The techniques and materials I use in my practice are used to implement a certain idea. I often remind myself that just because I can, doesn’t mean that I should. Materials and/or processes often inspire me, but I try to make them follow the idea. It is also very important to me that I know I have gotten my materials from ethical sources, when it comes to precious metals, like silver, I only use recycled materials.
How do you anticipate future uses for the materials that you are using?

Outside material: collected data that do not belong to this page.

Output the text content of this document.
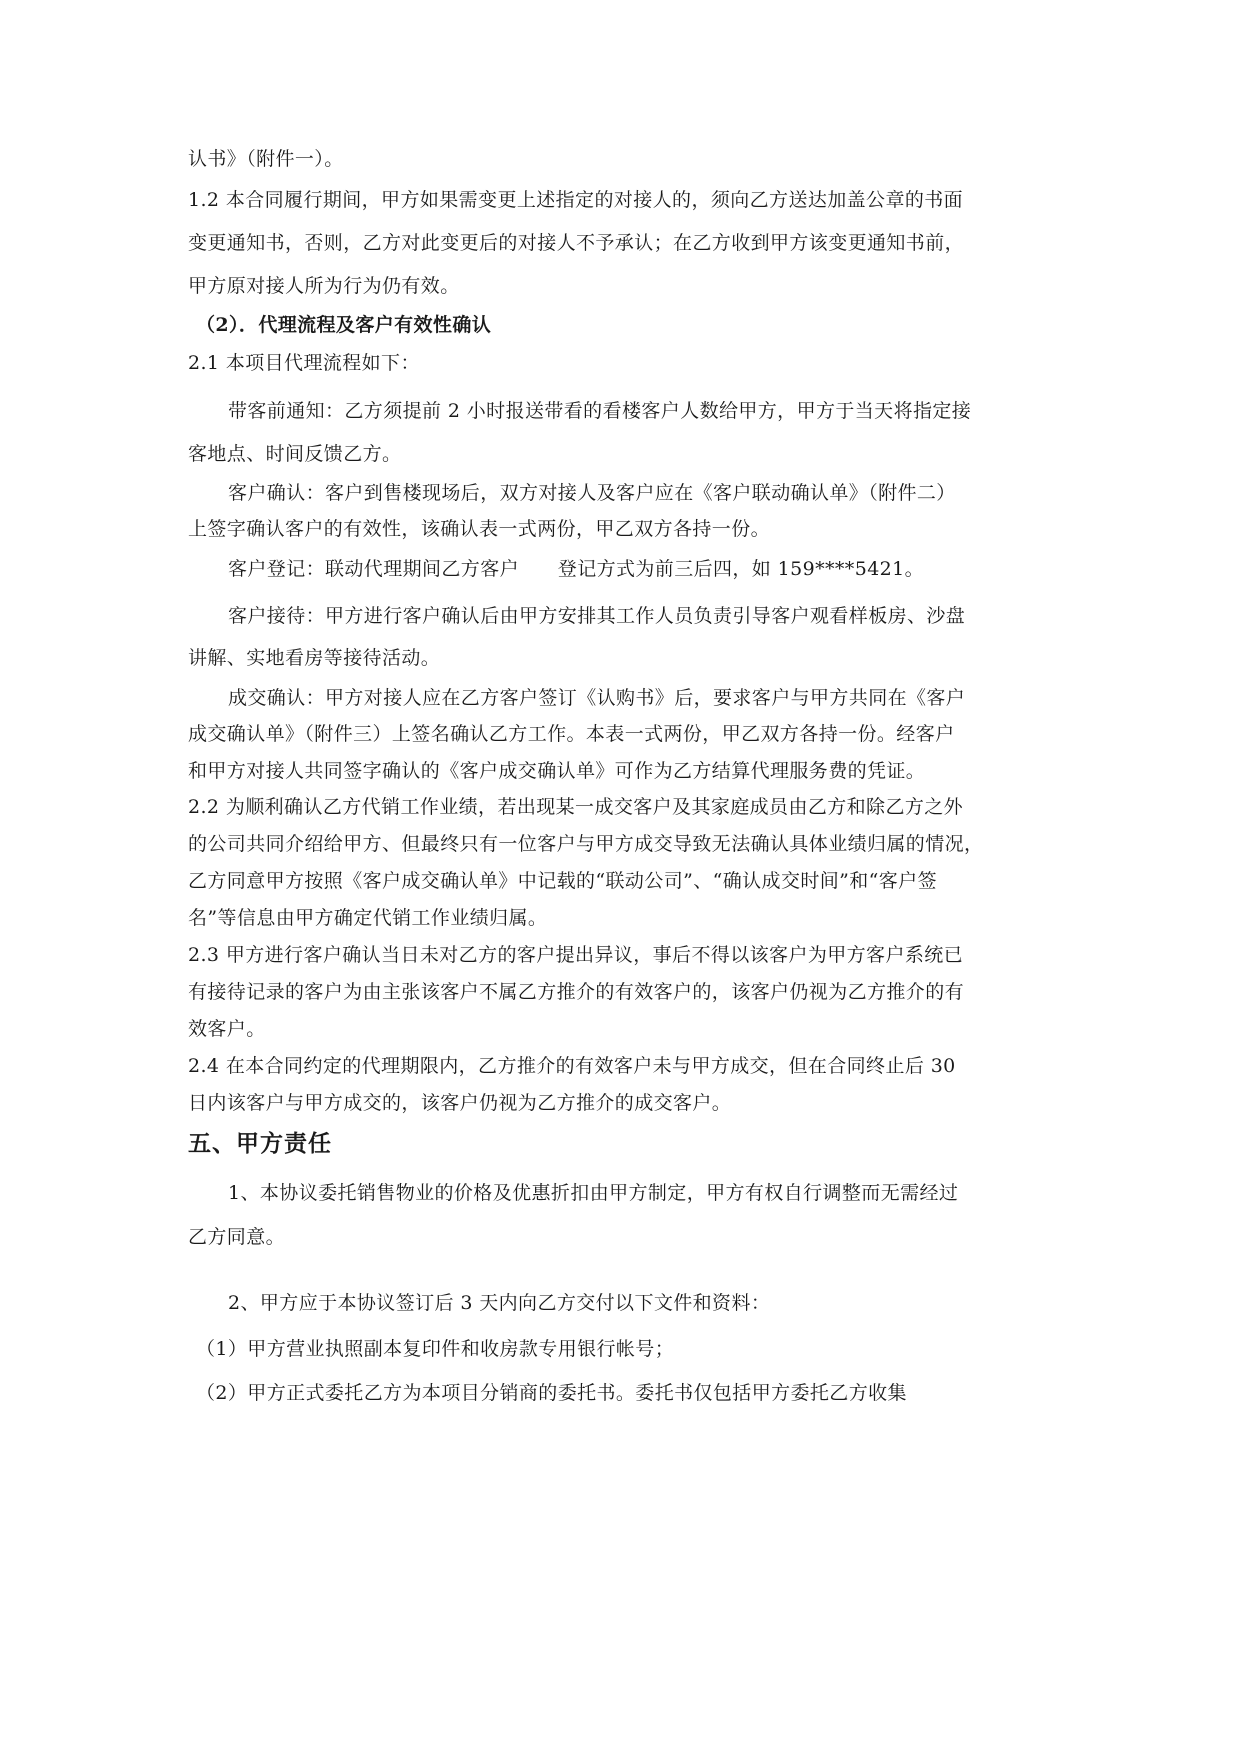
认书》（附件一）。
1.2 本合同履行期间，甲方如果需变更上述指定的对接人的，须向乙方送达加盖公章的书面
变更通知书，否则，乙方对此变更后的对接人不予承认；在乙方收到甲方该变更通知书前，
甲方原对接人所为行为仍有效。
（2）．代理流程及客户有效性确认
2.1 本项目代理流程如下：
带客前通知：乙方须提前 2 小时报送带看的看楼客户人数给甲方，甲方于当天将指定接
客地点、时间反馈乙方。
客户确认：客户到售楼现场后，双方对接人及客户应在《客户联动确认单》（附件二）
上签字确认客户的有效性，该确认表一式两份，甲乙双方各持一份。
客户登记：联动代理期间乙方客户　　登记方式为前三后四，如 159****5421。
客户接待：甲方进行客户确认后由甲方安排其工作人员负责引导客户观看样板房、沙盘
讲解、实地看房等接待活动。
成交确认：甲方对接人应在乙方客户签订《认购书》后，要求客户与甲方共同在《客户
成交确认单》（附件三）上签名确认乙方工作。本表一式两份，甲乙双方各持一份。经客户
和甲方对接人共同签字确认的《客户成交确认单》可作为乙方结算代理服务费的凭证。
2.2 为顺利确认乙方代销工作业绩，若出现某一成交客户及其家庭成员由乙方和除乙方之外
的公司共同介绍给甲方、但最终只有一位客户与甲方成交导致无法确认具体业绩归属的情况，
乙方同意甲方按照《客户成交确认单》中记载的“联动公司”、“确认成交时间”和“客户签
名”等信息由甲方确定代销工作业绩归属。
2.3 甲方进行客户确认当日未对乙方的客户提出异议，事后不得以该客户为甲方客户系统已
有接待记录的客户为由主张该客户不属乙方推介的有效客户的，该客户仍视为乙方推介的有
效客户。
2.4 在本合同约定的代理期限内，乙方推介的有效客户未与甲方成交，但在合同终止后 30
日内该客户与甲方成交的，该客户仍视为乙方推介的成交客户。
五、甲方责任
1、本协议委托销售物业的价格及优惠折扣由甲方制定，甲方有权自行调整而无需经过
乙方同意。
2、甲方应于本协议签订后 3 天内向乙方交付以下文件和资料：
（1）甲方营业执照副本复印件和收房款专用银行帐号；
（2）甲方正式委托乙方为本项目分销商的委托书。委托书仅包括甲方委托乙方收集
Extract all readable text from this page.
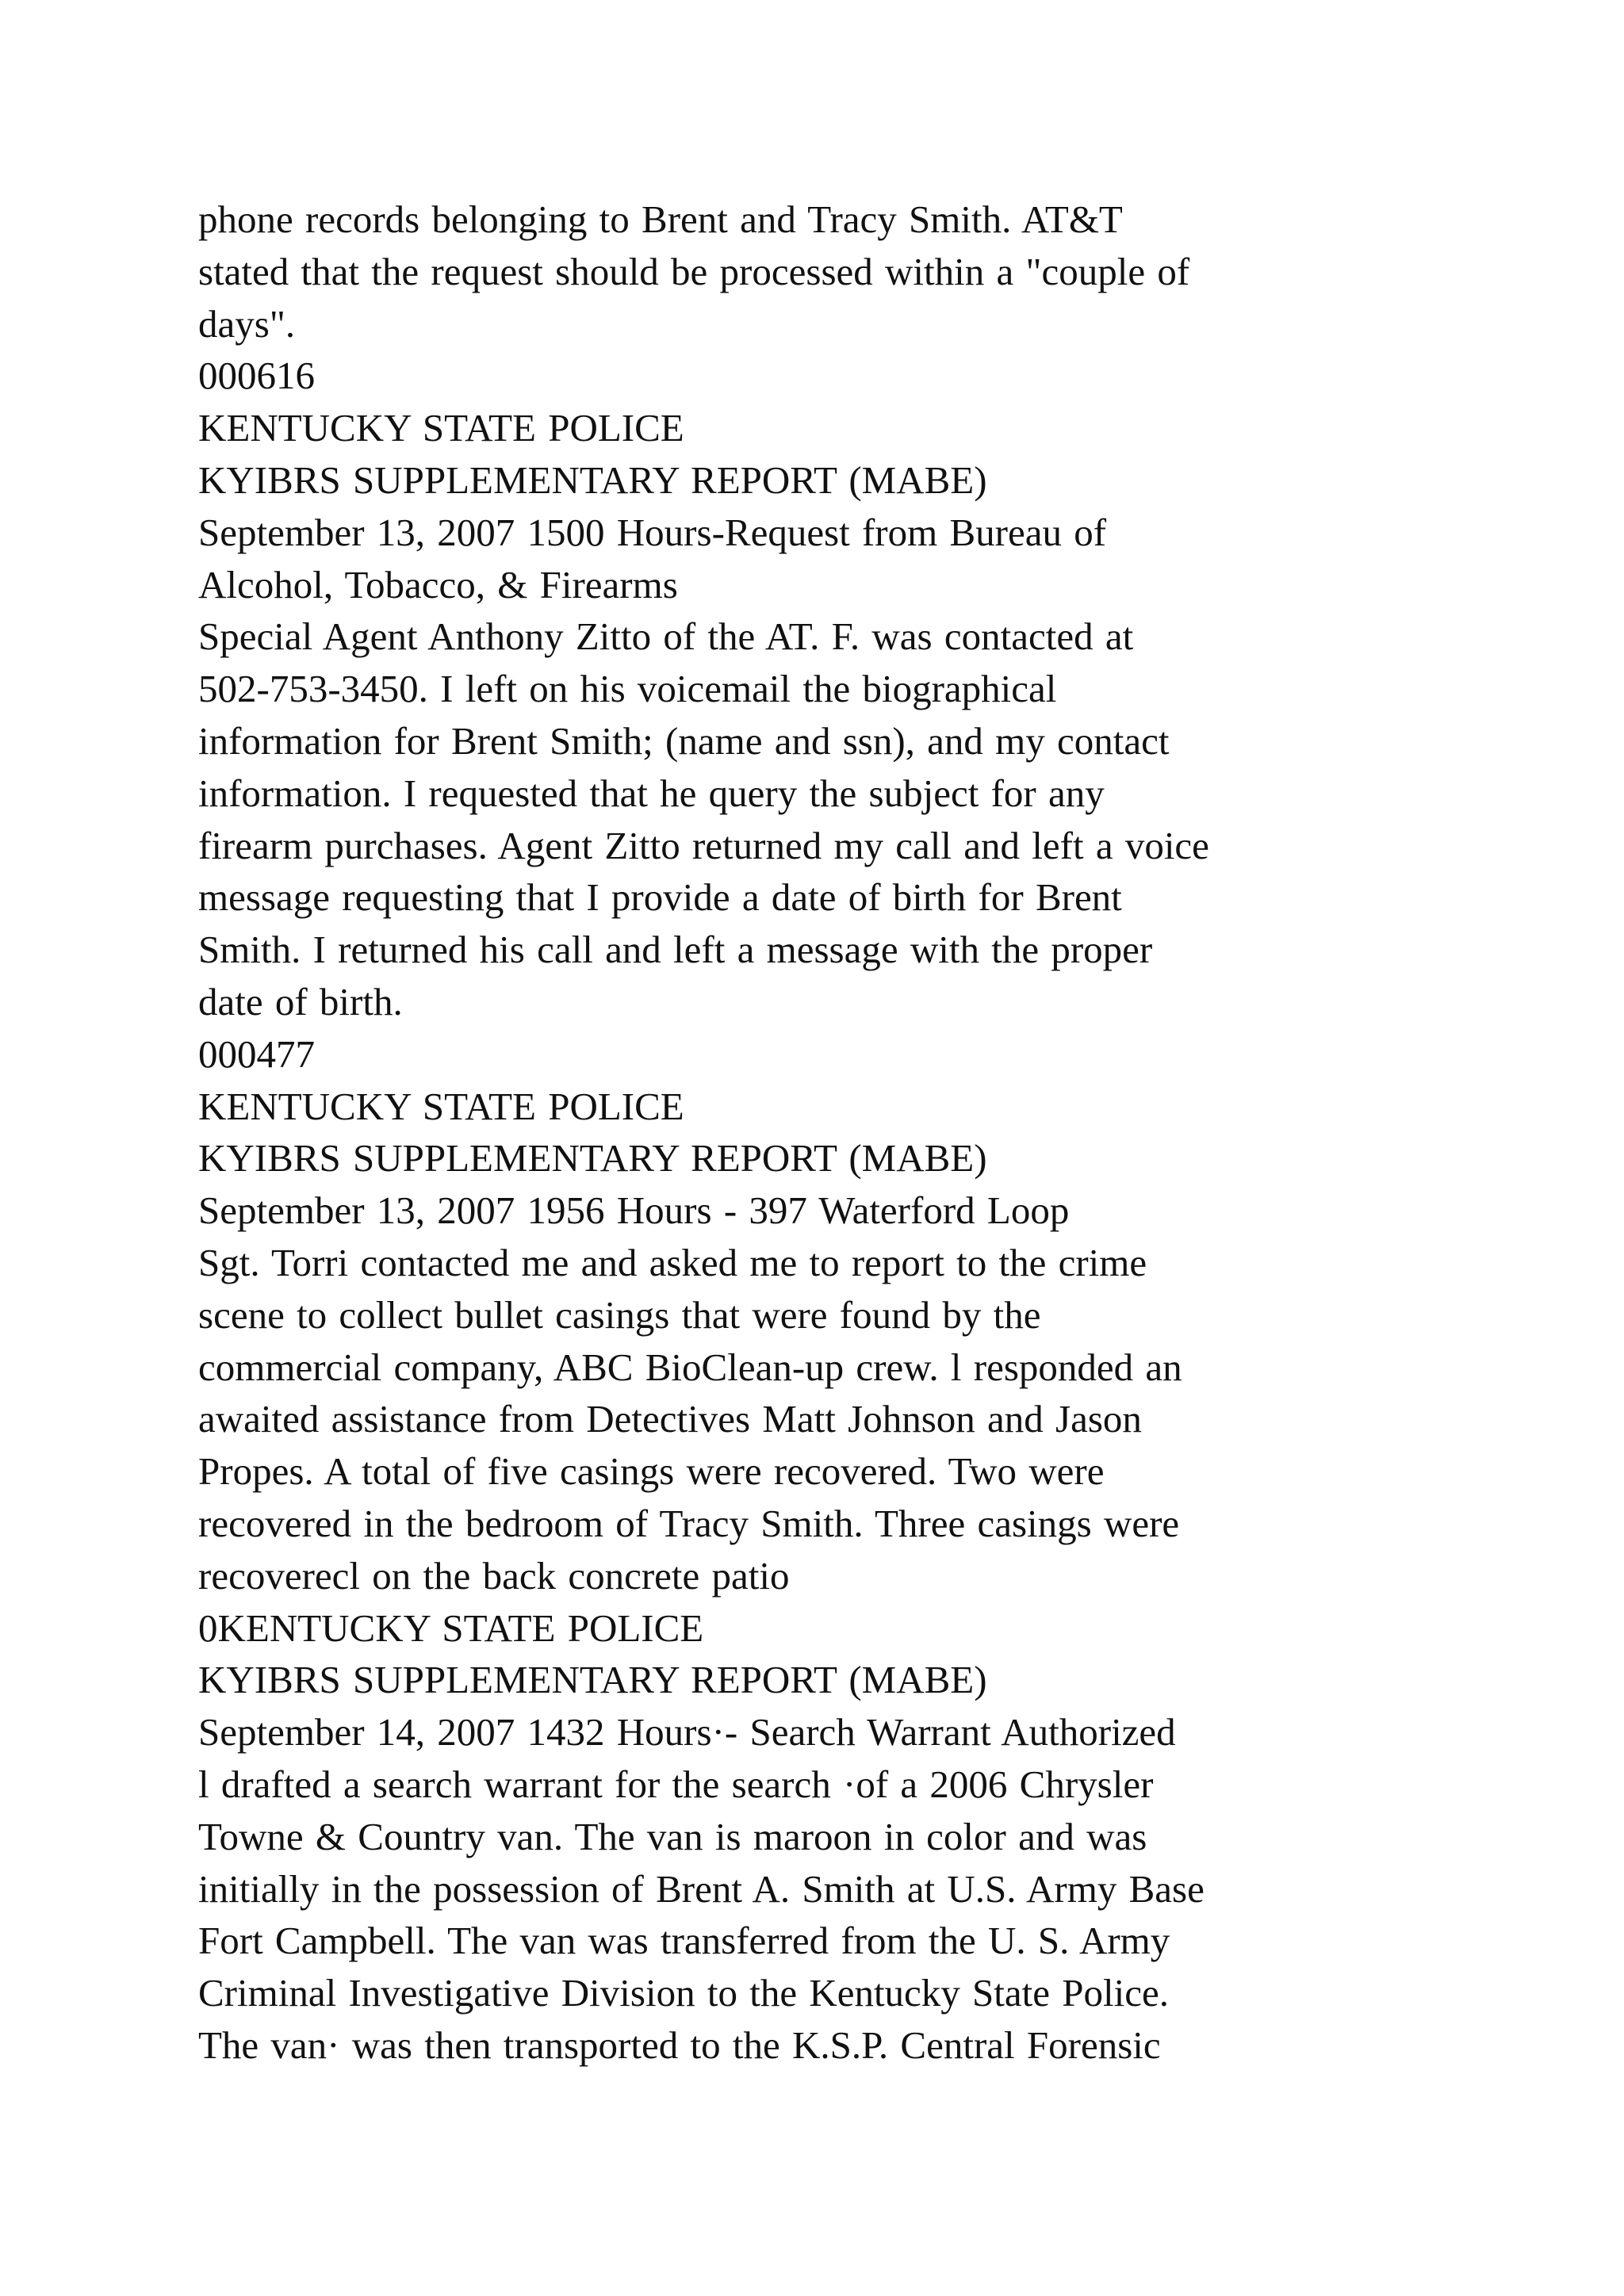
phone records belonging to Brent and Tracy Smith. AT&T
stated that the request should be processed within a "couple of
days".
000616
KENTUCKY STATE POLICE
KYIBRS SUPPLEMENTARY REPORT (MABE)
September 13, 2007 1500 Hours-Request from Bureau of
Alcohol, Tobacco, & Firearms
Special Agent Anthony Zitto of the AT. F. was contacted at
502-753-3450. I left on his voicemail the biographical
information for Brent Smith; (name and ssn), and my contact
information. I requested that he query the subject for any
firearm purchases. Agent Zitto returned my call and left a voice
message requesting that I provide a date of birth for Brent
Smith. I returned his call and left a message with the proper
date of birth.
000477
KENTUCKY STATE POLICE
KYIBRS SUPPLEMENTARY REPORT (MABE)
September 13, 2007 1956 Hours - 397 Waterford Loop
Sgt. Torri contacted me and asked me to report to the crime
scene to collect bullet casings that were found by the
commercial company, ABC BioClean-up crew. l responded an
awaited assistance from Detectives Matt Johnson and Jason
Propes. A total of five casings were recovered. Two were
recovered in the bedroom of Tracy Smith. Three casings were
recoverecl on the back concrete patio
0KENTUCKY STATE POLICE
KYIBRS SUPPLEMENTARY REPORT (MABE)
September 14, 2007 1432 Hours·- Search Warrant Authorized
l drafted a search warrant for the search ·of a 2006 Chrysler
Towne & Country van. The van is maroon in color and was
initially in the possession of Brent A. Smith at U.S. Army Base
Fort Campbell. The van was transferred from the U. S. Army
Criminal Investigative Division to the Kentucky State Police.
The van· was then transported to the K.S.P. Central Forensic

I hope that if these pieces are able to find a home, that they will live their lives as an often work piece of jewelry, and when the day comes that they are no longer wanted that they return to the RJM cycle. Radical Jewelry Makeover not only brings awareness to mining practices, but to the recycling of objects in our everyday lives. This project allows new breath to be placed into an unwanted “artifact.” I love the idea of these pieces of jewelry (aka: our raw materials) being forever recycled and reincarnated into new pieces of art by different people, in different places, at different times. If at one point in this material’s life it finds a home in a certain state it may stay that way, but until then it will continue to travel and find itself in many different forms before its journey comes to an end.
Will a jeweler in the future be able to reuse your piece by disassembling or melting down the metal?
I believe so. I try to make things that can be disassembled and re-appropriated with minimal loss. I use prongs and tabs to set things into the piece, while I try and avoid the use of cast-able resins and plastics.